アジアン・プリンス
「レイ……レイ、お願いよ。今だけでいいから、愛してるって言って」


泣いて懇願するティナの脚の間にレイは指を伸ばした。

ティナは突然のことに短く呻き声を上げ、手で顔を覆い、唇を噛み締めた。だが、レイはその手を押し退けたのだ。

一瞬、ふたりの視線が絡み……紺碧の瞳は深い闇に紛れ、ティナには何も読み取れない。

その時、レイの指が彼女の敏感な場所を探り当てた。

ティナが驚きのあまり上げようとした声を、彼は唇で塞ぐ。その直後、レイの指は遂にその奥の泉まで到達して……。レイの指は恐ろしく繊細で、少しずつティナの身体から快感の波を呼び覚ます。

ゆっくりと思えば激しく、そして早くなる。ティナがそこに至る寸前、指の動きを止め、また別の場所にキスをする。それを幾度となく繰り返され……。
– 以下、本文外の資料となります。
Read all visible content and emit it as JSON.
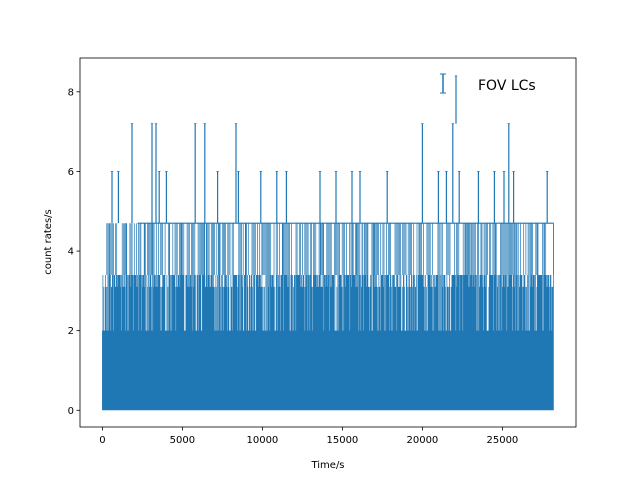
{
  "chart_data": {
    "type": "errorbar",
    "title": "",
    "xlabel": "Time/s",
    "ylabel": "count rates/s",
    "xlim": [
      -1400,
      29600
    ],
    "ylim": [
      -0.42,
      8.85
    ],
    "x_range": [
      0,
      28200
    ],
    "xticks": [
      0,
      5000,
      10000,
      15000,
      20000,
      25000
    ],
    "yticks": [
      0,
      2,
      4,
      6,
      8
    ],
    "grid": false,
    "legend": {
      "position": "top-right",
      "entries": [
        "FOV LCs"
      ]
    },
    "series": [
      {
        "name": "FOV LCs",
        "color": "#1f77b4",
        "rate_levels": [
          0,
          0.34,
          1.0,
          1.33,
          2.0,
          3.4,
          4.7,
          6.0,
          7.2,
          8.4
        ],
        "spikes": [
          {
            "x": 600,
            "y": 6.0
          },
          {
            "x": 1000,
            "y": 6.0
          },
          {
            "x": 1850,
            "y": 7.2
          },
          {
            "x": 3100,
            "y": 7.2
          },
          {
            "x": 3350,
            "y": 7.2
          },
          {
            "x": 3550,
            "y": 6.0
          },
          {
            "x": 4000,
            "y": 6.0
          },
          {
            "x": 5800,
            "y": 7.2
          },
          {
            "x": 6400,
            "y": 7.2
          },
          {
            "x": 7200,
            "y": 6.0
          },
          {
            "x": 8350,
            "y": 7.2
          },
          {
            "x": 8500,
            "y": 6.0
          },
          {
            "x": 9900,
            "y": 6.0
          },
          {
            "x": 10900,
            "y": 6.0
          },
          {
            "x": 11500,
            "y": 6.0
          },
          {
            "x": 13600,
            "y": 6.0
          },
          {
            "x": 14600,
            "y": 6.0
          },
          {
            "x": 15600,
            "y": 6.0
          },
          {
            "x": 16100,
            "y": 6.0
          },
          {
            "x": 17800,
            "y": 6.0
          },
          {
            "x": 20000,
            "y": 7.2
          },
          {
            "x": 21000,
            "y": 6.0
          },
          {
            "x": 21500,
            "y": 6.0
          },
          {
            "x": 21900,
            "y": 7.2
          },
          {
            "x": 22100,
            "y": 8.4
          },
          {
            "x": 22300,
            "y": 6.0
          },
          {
            "x": 23500,
            "y": 6.0
          },
          {
            "x": 24500,
            "y": 6.0
          },
          {
            "x": 25100,
            "y": 6.0
          },
          {
            "x": 25400,
            "y": 7.2
          },
          {
            "x": 25700,
            "y": 6.0
          },
          {
            "x": 27800,
            "y": 6.0
          }
        ]
      }
    ]
  }
}
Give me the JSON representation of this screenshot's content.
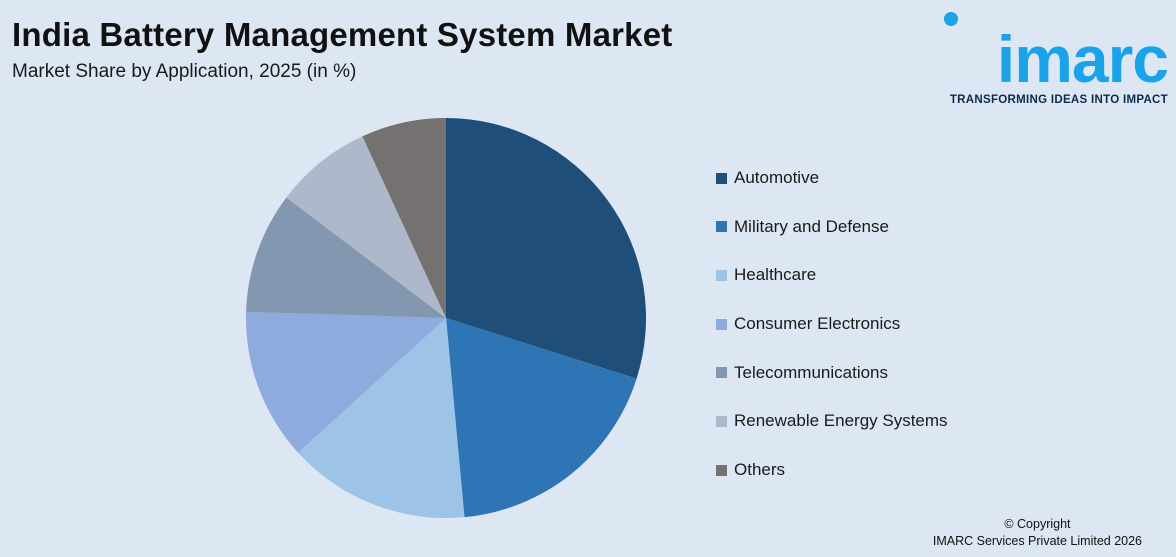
{
  "header": {
    "title": "India Battery Management System Market",
    "subtitle": "Market Share by Application, 2025 (in %)"
  },
  "logo": {
    "wordmark": "imarc",
    "tagline": "TRANSFORMING IDEAS INTO IMPACT",
    "color": "#1aa3e8"
  },
  "footer": {
    "copyright": "© Copyright",
    "company": "IMARC Services Private Limited 2026"
  },
  "chart_data": {
    "type": "pie",
    "title": "India Battery Management System Market",
    "subtitle": "Market Share by Application, 2025 (in %)",
    "legend_position": "right",
    "categories": [
      "Automotive",
      "Military and Defense",
      "Healthcare",
      "Consumer Electronics",
      "Telecommunications",
      "Renewable Energy Systems",
      "Others"
    ],
    "values": [
      30.5,
      19.0,
      15.0,
      12.5,
      10.0,
      8.0,
      7.0
    ],
    "colors": [
      "#1f4e79",
      "#2e75b6",
      "#9dc3e6",
      "#8faadc",
      "#8497b0",
      "#adb9ca",
      "#767171"
    ]
  }
}
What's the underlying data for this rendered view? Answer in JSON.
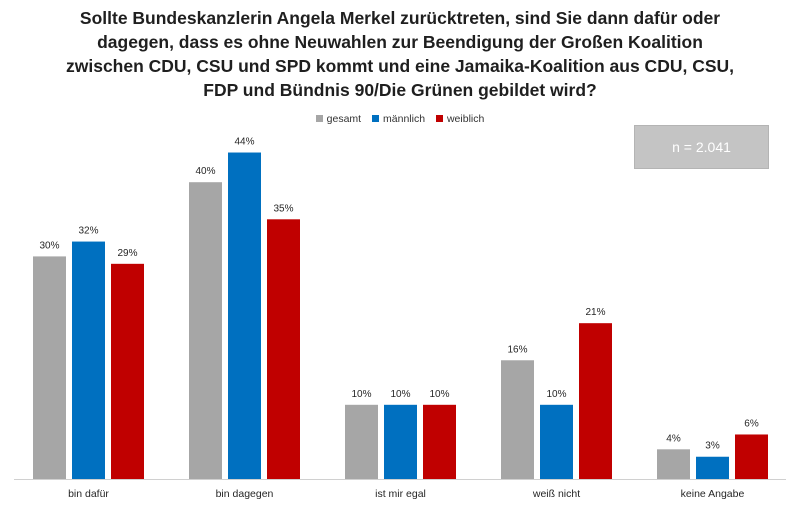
{
  "chart_data": {
    "type": "bar",
    "title_lines": [
      "Sollte Bundeskanzlerin Angela Merkel zurücktreten, sind Sie dann dafür oder",
      "dagegen, dass es ohne Neuwahlen zur Beendigung der Großen Koalition",
      "zwischen CDU, CSU und SPD kommt und eine Jamaika-Koalition aus CDU, CSU,",
      "FDP und Bündnis 90/Die Grünen gebildet wird?"
    ],
    "categories": [
      "bin dafür",
      "bin dagegen",
      "ist mir egal",
      "weiß nicht",
      "keine Angabe"
    ],
    "series": [
      {
        "name": "gesamt",
        "color": "#a6a6a6",
        "values": [
          30,
          40,
          10,
          16,
          4
        ]
      },
      {
        "name": "männlich",
        "color": "#0070c0",
        "values": [
          32,
          44,
          10,
          10,
          3
        ]
      },
      {
        "name": "weiblich",
        "color": "#c00000",
        "values": [
          29,
          35,
          10,
          21,
          6
        ]
      }
    ],
    "value_suffix": "%",
    "ylim": [
      0,
      50
    ],
    "grid": false,
    "legend_position": "top-center",
    "annotation": "n = 2.041"
  }
}
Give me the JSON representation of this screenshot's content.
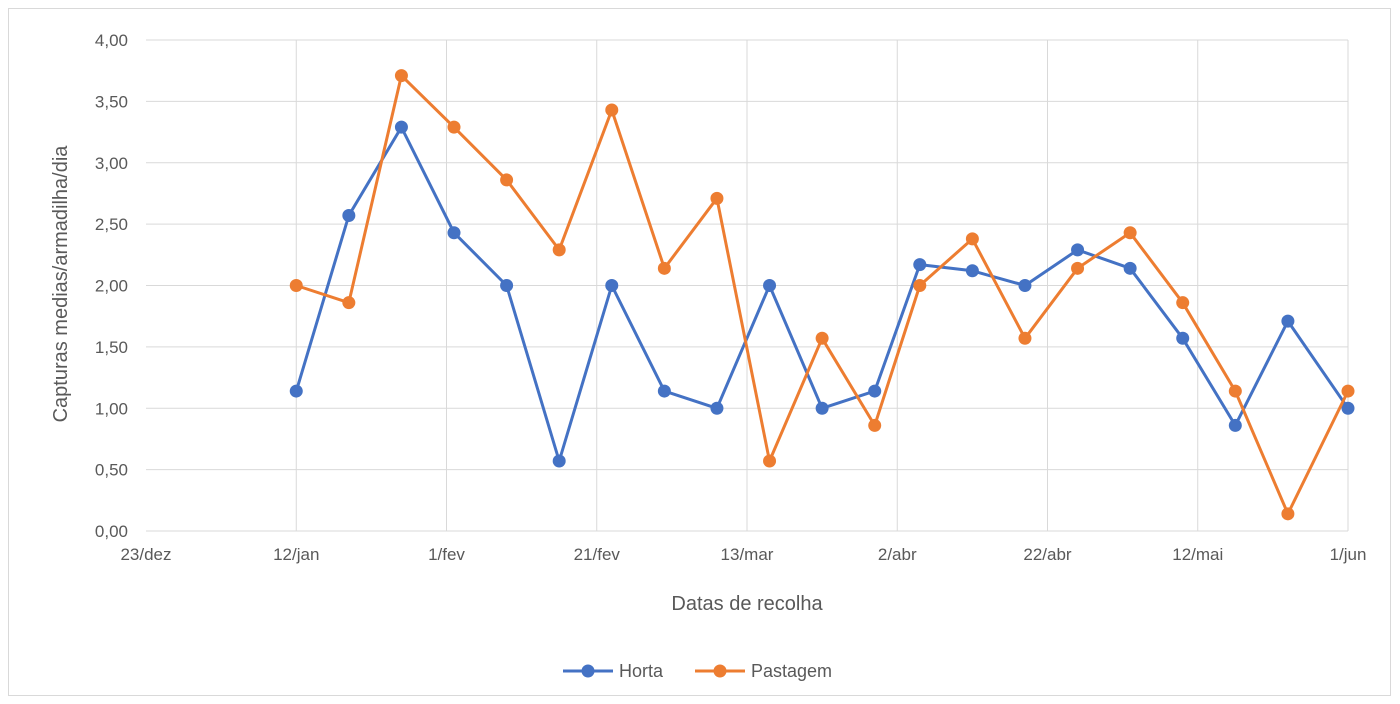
{
  "chart_data": {
    "type": "line",
    "title": "",
    "xlabel": "Datas de recolha",
    "ylabel": "Capturas medias/armadilha/dia",
    "x_tick_labels": [
      "23/dez",
      "12/jan",
      "1/fev",
      "21/fev",
      "13/mar",
      "2/abr",
      "22/abr",
      "12/mai",
      "1/jun"
    ],
    "y_tick_labels": [
      "0,00",
      "0,50",
      "1,00",
      "1,50",
      "2,00",
      "2,50",
      "3,00",
      "3,50",
      "4,00"
    ],
    "ylim": [
      0,
      4
    ],
    "xlim_days_from_first_tick": [
      0,
      160
    ],
    "grid": true,
    "legend_position": "bottom",
    "series": [
      {
        "name": "Horta",
        "color": "#4472C4",
        "x": [
          "12/jan",
          "19/jan",
          "26/jan",
          "2/fev",
          "9/fev",
          "16/fev",
          "23/fev",
          "2/mar",
          "9/mar",
          "16/mar",
          "23/mar",
          "30/mar",
          "5/abr",
          "12/abr",
          "19/abr",
          "26/abr",
          "3/mai",
          "10/mai",
          "17/mai",
          "24/mai",
          "1/jun"
        ],
        "x_days": [
          20,
          27,
          34,
          41,
          48,
          55,
          62,
          69,
          76,
          83,
          90,
          97,
          103,
          110,
          117,
          124,
          131,
          138,
          145,
          152,
          160
        ],
        "values": [
          1.14,
          2.57,
          3.29,
          2.43,
          2.0,
          0.57,
          2.0,
          1.14,
          1.0,
          2.0,
          1.0,
          1.14,
          2.17,
          2.12,
          2.0,
          2.29,
          2.14,
          1.57,
          0.86,
          1.71,
          1.0
        ]
      },
      {
        "name": "Pastagem",
        "color": "#ED7D31",
        "x": [
          "12/jan",
          "19/jan",
          "26/jan",
          "2/fev",
          "9/fev",
          "16/fev",
          "23/fev",
          "2/mar",
          "9/mar",
          "16/mar",
          "23/mar",
          "30/mar",
          "5/abr",
          "12/abr",
          "19/abr",
          "26/abr",
          "3/mai",
          "10/mai",
          "17/mai",
          "24/mai",
          "1/jun"
        ],
        "x_days": [
          20,
          27,
          34,
          41,
          48,
          55,
          62,
          69,
          76,
          83,
          90,
          97,
          103,
          110,
          117,
          124,
          131,
          138,
          145,
          152,
          160
        ],
        "values": [
          2.0,
          1.86,
          3.71,
          3.29,
          2.86,
          2.29,
          3.43,
          2.14,
          2.71,
          0.57,
          1.57,
          0.86,
          2.0,
          2.38,
          1.57,
          2.14,
          2.43,
          1.86,
          1.14,
          0.14,
          1.14
        ]
      }
    ]
  }
}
ティナが身体を反らし、片手でシーツを掴み、片手でレイの腕に爪を立てた瞬間。今度は動きを止めることはせず、更に激しさを増してティナを目的の場所へと導いた。


「お願いレイ……嘘でもいいから愛の言葉を聞かせて」


大きく息を吐き、ティナはレイにもたれ掛かる。

素肌に触れるレイの高ぶりは、ズボン越しとは思えないほど熱い。自分はレイのものになる。そして彼も、たとえ一瞬でも自分のものに。

そんなティナの耳にレイの声が聞こえた。


「クリスティーナ。私が偽りの愛を口にすることはない」


それは、下半身の欲望を押さえ込むかのような、レイの冷ややかな声だった。